2. Load Tablet locally

  1. Build a local debugging environment

    Deploy a single-node Doris cluster (1FE, 1BE) locally, and the deployment version is the same as the online cluster. If the online deployment version is DORIS-1.1.1, the local environment also deploys the DORIS-1.1.1 version.

  2. Create a table

    Create a table in the local environment using the create table statement from the previous step.

  3. Get the tablet information of the newly created table

    Because the number of buckets and replicas of the newly created table is 1, there will only be one tablet with one replica:

    mysql> show tablets from tbl1\G
    *************************** 1. row ***************************
                   TabletId: 10017
                  ReplicaId: 10018
                  BackendId: 10003
                 SchemaHash: 44622287
                    Version: 1
          LstSuccessVersion: 1
           LstFailedVersion: -1
              LstFailedTime: NULL
              LocalDataSize: 0
             RemoteDataSize: 0
                   RowCount: 0
                      State: NORMAL
    LstConsistencyCheckTime: NULL
               CheckVersion: -1
               VersionCount: -1
                   PathHash: 7390150550643804973
                    MetaUrl: http://192.168.10.1:8040/api/meta/header/10017
           CompactionStatus: http://192.168.10.1:8040/api/compaction/show?tablet_id=10017
    
    mysql> show tablet 10017\G
    *************************** 1. row ***************************
           DbName: default_cluster:db1
        TableName: tbl1
    PartitionName: tbl1
        IndexName: tbl1
             DbId: 10004
          TableId: 10015
      PartitionId: 10014
          IndexId: 10016
           IsSync: true
            Order: 0
        DetailCmd: SHOW PROC '/dbs/10004/10015/partitions/10014/10016/10017';
    

    Here we will record the following information:

    • TableId
    • PartitionId
    • TabletId
    • SchemaHash

    At the same time, we also need to go to the data directory of the BE node in the debugging environment to confirm the shard id where the new tablet is located:

    cd /path/to/storage/data/*/10017 && pwd
    

    This command will enter the directory where the tablet 10017 is located and display the path. Here we will see a path similar to the following:

    /path/to/storage/data/0/10017
    

    where 0 is the shard id.

  4. Modify Tablet Data

    Unzip the tablet data package obtained in the first step. The editor opens the 10017.hdr.json file, and modifies the following fields to the information obtained in the previous step:

    "table_id":10015
    "partition_id":10014
    "tablet_id":10017
    "schema_hash":44622287
    "shard_id":0
    
  5. Load the tablet

    First, stop the debug environment's BE process (./bin/stop_be.sh). Then copy all the .dat files in the same level directory of the 10017.hdr.json file to the /path/to/storage/data/0/10017/44622287 directory. This directory is the directory where the debugging environment tablet we obtained in step 3 is located. 10017/44622287 are the tablet id and schema hash respectively.
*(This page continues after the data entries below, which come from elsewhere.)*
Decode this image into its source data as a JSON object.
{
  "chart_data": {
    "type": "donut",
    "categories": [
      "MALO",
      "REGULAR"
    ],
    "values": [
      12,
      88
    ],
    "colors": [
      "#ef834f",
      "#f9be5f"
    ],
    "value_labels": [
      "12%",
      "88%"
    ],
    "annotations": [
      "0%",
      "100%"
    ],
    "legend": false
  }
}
    Delete the original tablet meta with the meta_tool tool. The tool is located in the be/lib directory.

    ./lib/meta_tool --root_path=/path/to/storage --operation=delete_meta --tablet_id=10017 --schema_hash=44622287
    

    Where /path/to/storage is the data root directory of BE. If the deletion is successful, the delete successfully log will appear.

    Load the new tablet meta via the meta_tool tool.

    ./lib/meta_tool --root_path=/path/to/storage --operation=load_meta --json_meta_path=/path/to/10017.hdr.json
    

    If the load is successful, the load successfully log will appear.

  6. Verification

    Restart the debug environment's BE process (./bin/start_be.sh). Query the table, if correct, you can query the data of the loaded tablet, or reproduce the online problem.